I'll tell you one thing about Brussels: it ain't Paris. And it's not Rome. And it's certainly not Frankfurt. It's...Brussels. Having spent time there on business on more than one occasion, I can tell you that the word that comes to mind quickest when I think of Brussels is "quaint". Brussels is definitely quaint. Quaint is not such a bad thing when you're in you're forty-something. I've come to admire the quiet surroundings, the overall lack of graffiti on the buildings, and the...how can I say it..."partly-to-mostly cloudy skies" that seem to be ever-present. I don't think I've ever stepped off the plain and thought to myself, "I'm in Brussels! Time to Parrrttyyy!"
What I have enjoyed, and what I do look forward to, are the parks of Brussels. I'm an avid runner/walker and the temperate climate and seemingly endless greenery in Brussels is perfect for a daily jog.
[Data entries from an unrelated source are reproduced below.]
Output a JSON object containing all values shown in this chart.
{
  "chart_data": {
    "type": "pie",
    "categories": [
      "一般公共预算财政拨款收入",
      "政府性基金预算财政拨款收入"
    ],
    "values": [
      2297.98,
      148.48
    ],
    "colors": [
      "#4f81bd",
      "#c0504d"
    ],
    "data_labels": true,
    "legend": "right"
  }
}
The place I frequent the most is Brussels's largest public park, called the Bois de la Cambre (you can get there by car or by taking tram 23, 90, 93, or 94). Bois de la Cambre has been referred to as the Central Park of Brussels. A bit arrogant of a description I suppose, but good enough. Bois de la Cambre starts near the top of Louise Avenue in the southern section of Brussels. Bois de la Cambre is a park in every sense of the word. Here you can find people jogging (like myself), biking, snuggling off in a corner and even playing pick-up games of rugby and soccer.
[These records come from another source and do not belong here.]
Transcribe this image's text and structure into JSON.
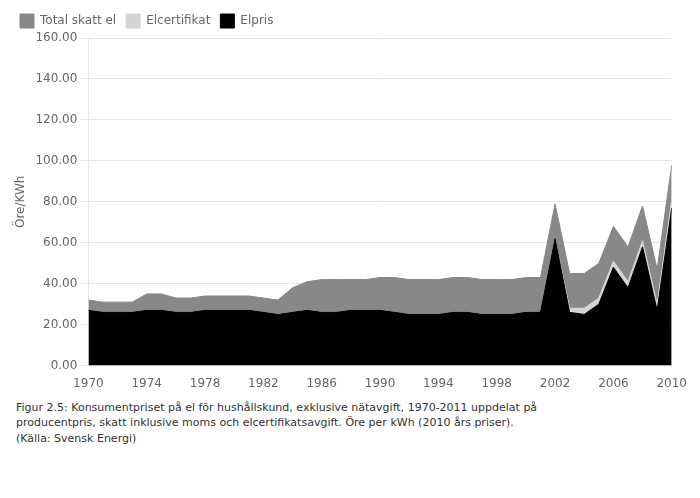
{
  "chart_data": {
    "type": "area",
    "stacked": true,
    "x": [
      1970,
      1971,
      1972,
      1973,
      1974,
      1975,
      1976,
      1977,
      1978,
      1979,
      1980,
      1981,
      1982,
      1983,
      1984,
      1985,
      1986,
      1987,
      1988,
      1989,
      1990,
      1991,
      1992,
      1993,
      1994,
      1995,
      1996,
      1997,
      1998,
      1999,
      2000,
      2001,
      2002,
      2003,
      2004,
      2005,
      2006,
      2007,
      2008,
      2009,
      2010
    ],
    "series": [
      {
        "name": "Elpris",
        "color": "#000000",
        "values": [
          27,
          26,
          26,
          26,
          27,
          27,
          26,
          26,
          27,
          27,
          27,
          27,
          26,
          25,
          26,
          27,
          26,
          26,
          27,
          27,
          27,
          26,
          25,
          25,
          25,
          26,
          26,
          25,
          25,
          25,
          26,
          26,
          62,
          26,
          25,
          30,
          48,
          38,
          58,
          27,
          77
        ]
      },
      {
        "name": "Elcertifikat",
        "color": "#d4d4d4",
        "values": [
          0,
          0,
          0,
          0,
          0,
          0,
          0,
          0,
          0,
          0,
          0,
          0,
          0,
          0,
          0,
          0,
          0,
          0,
          0,
          0,
          0,
          0,
          0,
          0,
          0,
          0,
          0,
          0,
          0,
          0,
          0,
          0,
          0,
          2,
          3,
          3,
          3,
          3,
          3,
          3,
          4
        ]
      },
      {
        "name": "Total skatt el",
        "color": "#888888",
        "values": [
          5,
          5,
          5,
          5,
          8,
          8,
          7,
          7,
          7,
          7,
          7,
          7,
          7,
          7,
          12,
          14,
          16,
          16,
          15,
          15,
          16,
          17,
          17,
          17,
          17,
          17,
          17,
          17,
          17,
          17,
          17,
          17,
          17,
          17,
          17,
          17,
          17,
          17,
          17,
          17,
          17
        ]
      }
    ],
    "ylabel": "Öre/KWh",
    "xlim": [
      1970,
      2010
    ],
    "xticks": [
      1970,
      1974,
      1978,
      1982,
      1986,
      1990,
      1994,
      1998,
      2002,
      2006,
      2010
    ],
    "ylim": [
      0,
      160
    ],
    "yticks": [
      {
        "value": 0,
        "label": "0.00"
      },
      {
        "value": 20,
        "label": "20.00"
      },
      {
        "value": 40,
        "label": "40.00"
      },
      {
        "value": 60,
        "label": "60.00"
      },
      {
        "value": 80,
        "label": "80.00"
      },
      {
        "value": 100,
        "label": "100.00"
      },
      {
        "value": 120,
        "label": "120.00"
      },
      {
        "value": 140,
        "label": "140.00"
      },
      {
        "value": 160,
        "label": "160.00"
      }
    ],
    "grid": "y",
    "legend": "upper left",
    "caption": "Figur 2.5: Konsumentpriset på el för hushållskund, exklusive nätavgift, 1970-2011 uppdelat på\nproducentpris, skatt inklusive moms och elcertifikatsavgift. Öre per kWh (2010 års priser).\n(Källa: Svensk Energi)"
  }
}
In the middle of Bois de la Cambre sits a small lake with an island in its center that visitors can reach by taking a small pontoon boat. On those few weekends when the sun actually comes out and stays put for awhile, you better believe the park gets crowded fast. The only negative comment I could regarding the park is that a few intersecting roads means you have to keep an eye on the kids.
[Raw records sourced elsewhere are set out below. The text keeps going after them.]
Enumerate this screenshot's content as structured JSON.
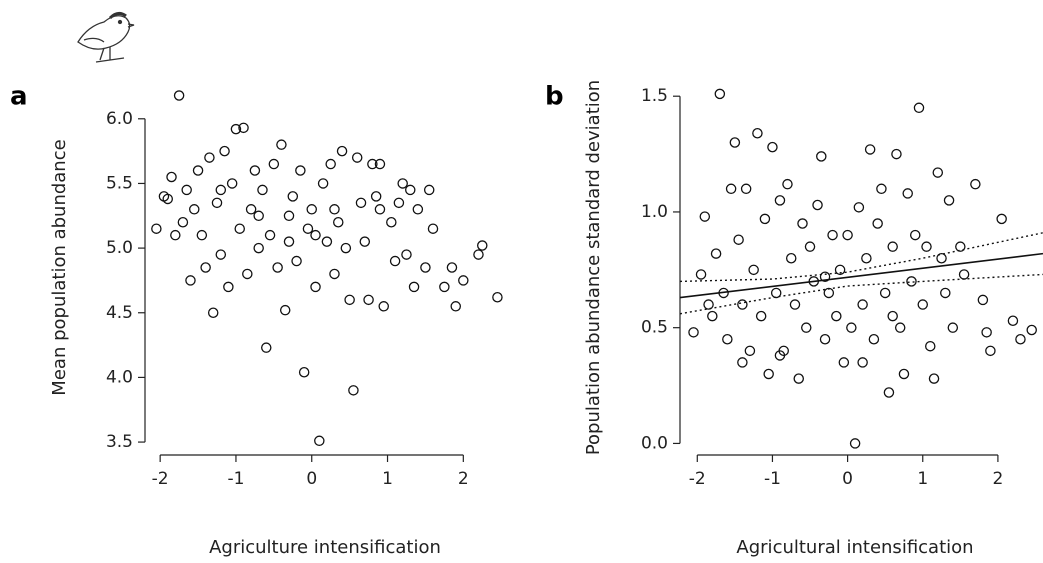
{
  "chart_data": [
    {
      "type": "scatter",
      "panel_label": "a",
      "x_label": "Agriculture intensification",
      "y_label": "Mean population abundance",
      "xlim": [
        -2.2,
        2.55
      ],
      "ylim": [
        3.4,
        6.3
      ],
      "xticks": [
        -2,
        -1,
        0,
        1,
        2
      ],
      "yticks": [
        {
          "value": 3.5,
          "label": "3.5"
        },
        {
          "value": 4,
          "label": "4.0"
        },
        {
          "value": 4.5,
          "label": "4.5"
        },
        {
          "value": 5,
          "label": "5.0"
        },
        {
          "value": 5.5,
          "label": "5.5"
        },
        {
          "value": 6,
          "label": "6.0"
        }
      ],
      "x": [
        -2.05,
        -1.9,
        -1.85,
        -1.8,
        -1.75,
        -1.7,
        -1.65,
        -1.6,
        -1.55,
        -1.5,
        -1.45,
        -1.4,
        -1.35,
        -1.3,
        -1.25,
        -1.2,
        -1.15,
        -1.1,
        -1.05,
        -1.0,
        -0.95,
        -0.9,
        -0.85,
        -0.8,
        -0.75,
        -0.7,
        -0.65,
        -0.6,
        -0.55,
        -0.5,
        -0.45,
        -0.4,
        -0.35,
        -0.3,
        -0.25,
        -0.2,
        -0.15,
        -0.1,
        -0.05,
        0.0,
        0.05,
        0.1,
        0.15,
        0.2,
        0.25,
        0.3,
        0.35,
        0.4,
        0.45,
        0.5,
        0.55,
        0.6,
        0.65,
        0.7,
        0.75,
        0.8,
        0.85,
        0.9,
        0.95,
        1.05,
        1.1,
        1.15,
        1.2,
        1.25,
        1.3,
        1.35,
        1.4,
        1.5,
        1.55,
        1.6,
        1.75,
        1.85,
        1.9,
        2.0,
        2.2,
        2.25,
        2.45,
        -1.95,
        -1.2,
        -0.7,
        0.05,
        0.3,
        -0.3,
        0.9
      ],
      "y": [
        5.15,
        5.38,
        5.55,
        5.1,
        6.18,
        5.2,
        5.45,
        4.75,
        5.3,
        5.6,
        5.1,
        4.85,
        5.7,
        4.5,
        5.35,
        4.95,
        5.75,
        4.7,
        5.5,
        5.92,
        5.15,
        5.93,
        4.8,
        5.3,
        5.6,
        5.0,
        5.45,
        4.23,
        5.1,
        5.65,
        4.85,
        5.8,
        4.52,
        5.25,
        5.4,
        4.9,
        5.6,
        4.04,
        5.15,
        5.3,
        4.7,
        3.51,
        5.5,
        5.05,
        5.65,
        4.8,
        5.2,
        5.75,
        5.0,
        4.6,
        3.9,
        5.7,
        5.35,
        5.05,
        4.6,
        5.65,
        5.4,
        5.3,
        4.55,
        5.2,
        4.9,
        5.35,
        5.5,
        4.95,
        5.45,
        4.7,
        5.3,
        4.85,
        5.45,
        5.15,
        4.7,
        4.85,
        4.55,
        4.75,
        4.95,
        5.02,
        4.62,
        5.4,
        5.45,
        5.25,
        5.1,
        5.3,
        5.05,
        5.65
      ]
    },
    {
      "type": "scatter",
      "panel_label": "b",
      "x_label": "Agricultural intensification",
      "y_label": "Population abundance standard deviation",
      "xlim": [
        -2.23,
        2.6
      ],
      "ylim": [
        -0.05,
        1.57
      ],
      "xticks": [
        -2,
        -1,
        0,
        1,
        2
      ],
      "yticks": [
        {
          "value": 0,
          "label": "0.0"
        },
        0.5,
        {
          "value": 1,
          "label": "1.0"
        },
        1.5
      ],
      "x": [
        -2.05,
        -1.95,
        -1.9,
        -1.85,
        -1.8,
        -1.75,
        -1.7,
        -1.65,
        -1.6,
        -1.55,
        -1.5,
        -1.45,
        -1.4,
        -1.35,
        -1.3,
        -1.25,
        -1.2,
        -1.15,
        -1.1,
        -1.05,
        -1.0,
        -0.95,
        -0.9,
        -0.85,
        -0.8,
        -0.75,
        -0.7,
        -0.65,
        -0.6,
        -0.55,
        -0.5,
        -0.45,
        -0.4,
        -0.35,
        -0.3,
        -0.25,
        -0.2,
        -0.15,
        -0.1,
        -0.05,
        0.0,
        0.05,
        0.1,
        0.15,
        0.2,
        0.25,
        0.3,
        0.35,
        0.4,
        0.45,
        0.5,
        0.55,
        0.6,
        0.65,
        0.7,
        0.75,
        0.8,
        0.85,
        0.9,
        0.95,
        1.0,
        1.05,
        1.1,
        1.15,
        1.2,
        1.25,
        1.3,
        1.35,
        1.4,
        1.5,
        1.55,
        1.7,
        1.8,
        1.85,
        1.9,
        2.05,
        2.2,
        2.3,
        2.45,
        -1.4,
        -0.9,
        0.2,
        0.6,
        -0.3
      ],
      "y": [
        0.48,
        0.73,
        0.98,
        0.6,
        0.55,
        0.82,
        1.51,
        0.65,
        0.45,
        1.1,
        1.3,
        0.88,
        0.6,
        1.1,
        0.4,
        0.75,
        1.34,
        0.55,
        0.97,
        0.3,
        1.28,
        0.65,
        1.05,
        0.4,
        1.12,
        0.8,
        0.6,
        0.28,
        0.95,
        0.5,
        0.85,
        0.7,
        1.03,
        1.24,
        0.45,
        0.65,
        0.9,
        0.55,
        0.75,
        0.35,
        0.9,
        0.5,
        0.0,
        1.02,
        0.6,
        0.8,
        1.27,
        0.45,
        0.95,
        1.1,
        0.65,
        0.22,
        0.85,
        1.25,
        0.5,
        0.3,
        1.08,
        0.7,
        0.9,
        1.45,
        0.6,
        0.85,
        0.42,
        0.28,
        1.17,
        0.8,
        0.65,
        1.05,
        0.5,
        0.85,
        0.73,
        1.12,
        0.62,
        0.48,
        0.4,
        0.97,
        0.53,
        0.45,
        0.49,
        0.35,
        0.38,
        0.35,
        0.55,
        0.72
      ],
      "fit": {
        "x": [
          -2.23,
          2.6
        ],
        "y": [
          0.63,
          0.82
        ]
      },
      "ci_upper": {
        "x": [
          -2.23,
          -1,
          0,
          1,
          2.6
        ],
        "y": [
          0.7,
          0.71,
          0.74,
          0.8,
          0.91
        ]
      },
      "ci_lower": {
        "x": [
          -2.23,
          -1,
          0,
          1,
          2.6
        ],
        "y": [
          0.56,
          0.63,
          0.68,
          0.7,
          0.73
        ]
      }
    }
  ]
}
Sequestered off on a few acres it can call its own is the Tennis Bois de la Cambre, better known as the Park Tennis Club. Very popular throughout the year (regardless of the weather) the Tennis Bois de la Cambre is one of the more trendy sports clubs in the area. The Tennis Club has six courts and a restaurant. The average price per hour is about 12 euro. The club operates seven days a weeks and players need to register in advance as the courts fill up quickly.
Getting back to the park itself, Bois de la Cambre has a kind of "pre-park" on the Louis Avenue entrance. Visitors will enjoy snapping a picture or two of the tranquil grounds of the Abbaye de la Cambre (Abbey of la Cambre). The Abbey was founded in 1201, but any religious underpinnings have long since vanished. The buildings now house a geographical institute. Interesting all the same.
Moving on (or jogging on, in my case) to the South of Bois de la Cambre, sits the Forêt de Soignes. Not a park in the "playground" sense, but a sprawling forest that stretches almost to Waterloo. A great place to go for a walk or run. And a perfect location to get away from the traffic and congestion of the inner city.
Finally, the Parc du Cinquantenaire - constructed in honor of Belgium's independence in 1830 - actually saw its evolution begin in the late 1870's and wasn't officially completed until well in the 20th century. But it truly is a sight to behold. Full of opulent gardens and flanked by several fine museums, this really is a great place to spend the day or at least do a little jogging.
There are other parks within Brussels. These are the best to my knowledge. The rest are for you to find out!